A section 21 notice was ineffective because the landlord had failed to protect the tenant’s deposit when an assured shorthold tenancy continued after the expiry of the fixed term
New statutory rules aimed at safeguarding residential tenants’ deposits came into force on 6 April 2007 in England and Wales. As a result, deposits paid by assured shorthold tenants must be protected with an approved scheme and tenants must be sent prescribed information confirming that this has been done.
Landlords who fail to comply with the legislation are liable to pay financial penalties and, if the deposit is not protected, cannot serve effective section 21 notices on their tenants. This means that they will be unable to give two months’ notice to terminate the tenancy on the ground that it is an assured shorthold tenancy, which the landlord wants to end.
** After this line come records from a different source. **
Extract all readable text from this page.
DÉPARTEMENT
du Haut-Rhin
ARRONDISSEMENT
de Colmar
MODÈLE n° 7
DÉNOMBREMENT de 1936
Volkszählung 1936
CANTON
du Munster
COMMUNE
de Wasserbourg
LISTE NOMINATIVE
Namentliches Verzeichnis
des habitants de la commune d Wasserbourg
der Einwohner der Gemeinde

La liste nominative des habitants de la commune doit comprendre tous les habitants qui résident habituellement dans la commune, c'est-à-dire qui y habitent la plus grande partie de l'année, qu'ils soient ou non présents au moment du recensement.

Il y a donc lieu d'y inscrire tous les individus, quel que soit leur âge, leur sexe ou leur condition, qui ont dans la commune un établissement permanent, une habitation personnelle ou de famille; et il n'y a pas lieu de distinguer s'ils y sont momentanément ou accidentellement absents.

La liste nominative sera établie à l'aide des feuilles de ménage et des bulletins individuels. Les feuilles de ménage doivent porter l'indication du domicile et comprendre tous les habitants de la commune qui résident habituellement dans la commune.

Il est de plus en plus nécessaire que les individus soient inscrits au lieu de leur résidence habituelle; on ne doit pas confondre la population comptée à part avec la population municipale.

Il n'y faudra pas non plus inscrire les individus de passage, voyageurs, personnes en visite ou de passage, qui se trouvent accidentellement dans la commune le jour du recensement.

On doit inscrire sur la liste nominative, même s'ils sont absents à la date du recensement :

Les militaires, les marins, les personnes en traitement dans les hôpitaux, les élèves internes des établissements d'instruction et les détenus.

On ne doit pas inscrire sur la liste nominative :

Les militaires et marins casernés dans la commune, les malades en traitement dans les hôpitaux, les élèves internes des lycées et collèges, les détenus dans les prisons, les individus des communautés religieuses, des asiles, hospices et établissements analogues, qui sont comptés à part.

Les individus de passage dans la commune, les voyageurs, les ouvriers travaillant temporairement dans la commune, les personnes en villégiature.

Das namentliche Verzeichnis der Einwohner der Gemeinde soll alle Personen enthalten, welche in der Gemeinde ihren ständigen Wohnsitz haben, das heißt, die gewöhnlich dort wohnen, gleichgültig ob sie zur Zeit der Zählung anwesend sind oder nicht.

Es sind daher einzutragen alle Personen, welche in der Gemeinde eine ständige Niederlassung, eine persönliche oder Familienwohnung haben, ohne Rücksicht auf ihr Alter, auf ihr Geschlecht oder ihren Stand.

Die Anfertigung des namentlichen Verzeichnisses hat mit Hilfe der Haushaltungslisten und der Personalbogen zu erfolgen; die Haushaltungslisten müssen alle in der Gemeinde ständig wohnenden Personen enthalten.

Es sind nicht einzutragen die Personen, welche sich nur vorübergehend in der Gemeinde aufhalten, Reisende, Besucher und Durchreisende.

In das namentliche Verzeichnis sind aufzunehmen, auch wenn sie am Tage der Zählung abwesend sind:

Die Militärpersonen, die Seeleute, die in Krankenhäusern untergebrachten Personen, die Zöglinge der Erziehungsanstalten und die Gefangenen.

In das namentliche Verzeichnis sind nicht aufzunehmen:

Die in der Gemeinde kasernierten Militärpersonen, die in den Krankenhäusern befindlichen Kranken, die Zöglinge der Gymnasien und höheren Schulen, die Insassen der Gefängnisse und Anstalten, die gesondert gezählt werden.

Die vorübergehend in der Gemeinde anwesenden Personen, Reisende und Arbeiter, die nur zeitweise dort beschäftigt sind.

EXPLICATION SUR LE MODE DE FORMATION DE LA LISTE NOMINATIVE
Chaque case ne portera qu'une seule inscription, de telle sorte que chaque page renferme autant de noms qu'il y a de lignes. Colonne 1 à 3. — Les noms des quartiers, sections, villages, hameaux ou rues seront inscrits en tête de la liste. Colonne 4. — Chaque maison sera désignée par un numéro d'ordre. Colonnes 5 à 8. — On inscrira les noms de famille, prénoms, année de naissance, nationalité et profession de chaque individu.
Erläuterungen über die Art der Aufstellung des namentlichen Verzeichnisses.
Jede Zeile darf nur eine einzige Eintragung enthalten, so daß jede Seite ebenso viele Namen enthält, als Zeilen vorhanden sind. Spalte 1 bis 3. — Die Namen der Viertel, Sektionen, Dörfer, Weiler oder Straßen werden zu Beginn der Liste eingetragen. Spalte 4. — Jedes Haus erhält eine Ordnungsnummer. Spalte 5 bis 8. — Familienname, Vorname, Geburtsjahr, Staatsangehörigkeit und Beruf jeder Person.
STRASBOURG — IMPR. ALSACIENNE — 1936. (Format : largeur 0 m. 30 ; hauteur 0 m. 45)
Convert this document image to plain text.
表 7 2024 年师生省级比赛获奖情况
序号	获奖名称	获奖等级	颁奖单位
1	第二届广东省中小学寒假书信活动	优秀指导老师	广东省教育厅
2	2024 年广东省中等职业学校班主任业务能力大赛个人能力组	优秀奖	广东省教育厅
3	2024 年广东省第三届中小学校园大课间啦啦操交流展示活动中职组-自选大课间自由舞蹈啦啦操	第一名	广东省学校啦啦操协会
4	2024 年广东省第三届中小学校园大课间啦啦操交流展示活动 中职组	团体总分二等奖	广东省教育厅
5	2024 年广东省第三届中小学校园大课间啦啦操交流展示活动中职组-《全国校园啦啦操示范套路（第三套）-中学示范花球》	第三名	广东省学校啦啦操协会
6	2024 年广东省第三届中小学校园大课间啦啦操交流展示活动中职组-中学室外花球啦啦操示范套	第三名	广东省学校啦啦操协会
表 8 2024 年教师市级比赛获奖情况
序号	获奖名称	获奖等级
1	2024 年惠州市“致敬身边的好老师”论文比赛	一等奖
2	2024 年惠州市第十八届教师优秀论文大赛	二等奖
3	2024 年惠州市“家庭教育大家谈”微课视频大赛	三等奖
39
The issue that arose in Superstrike Ltd v Rodrigues [2013] EWCA Civ 669 was whether the rules apply to deposits paid in respect of assured shorthold tenancies in existence on 6 April 2007, which have since “rolled over” to become statutory periodic tenancies. The legislation requires landlords to protect deposits when they are “received” – but when, precisely, did this occur? Was it before, or after, the legislation came into force? The tenant argued that the legislation was enacted to protect deposits and should be interpreted accordingly.
The Court of Appeal upheld the tenant’s claim. It ruled that the landlord had received the deposit in 2008, when the tenancy became a statutory periodic assured shorthold tenancy. Section 5 of the Housing Act 1988 operated to replace the old fixed-term tenancy with a new and distinct statutory tenancy containing a requirement for a deposit equivalent to the deposit previously paid by the tenant. The tenant’s obligation to pay, and the landlord’s right to receive, such a deposit were satisfied by the landlord continuing to hold the deposit previously paid by reference to the new tenancy (failing which, the deposit would provide security only for liabilities under the original fixed term tenancy, which would make no sense at all). Consequently, the landlord should have complied with the legislation.
What then is the position if private landlords have been caught out by the requirements? The court took the view that late compliance with the requirement to tell a tenant how its deposit has been protected will enable a landlord to serve an effective section 21 notice (see section 215(2)), but that this would not appear to be the case where deposits have not been protected at all. Consequently, the court suggested – without actually deciding the point – that a landlord may have to return an unprotected deposit to its tenant before being able to serve an effective section 21 notice to terminate its tenancy.
The court did not need to consider what the financial penalty for non-compliance should have been, because the tenant did not ask the court to award one. However, landlords will be concerned about the financial penalties for which they may be liable as a result of this decision.
Some have been asking whether the decision also means that landlords must re-protect tenancy deposits, and tell tenants that they have done so, when any assured shorthold tenancy continues after the expiry of the contractual fixed term. Unfortunately the scope of the decision is unclear. It is understood that authorised tenancy deposit schemes are discussing the implications with the Department of Communities and Local Government.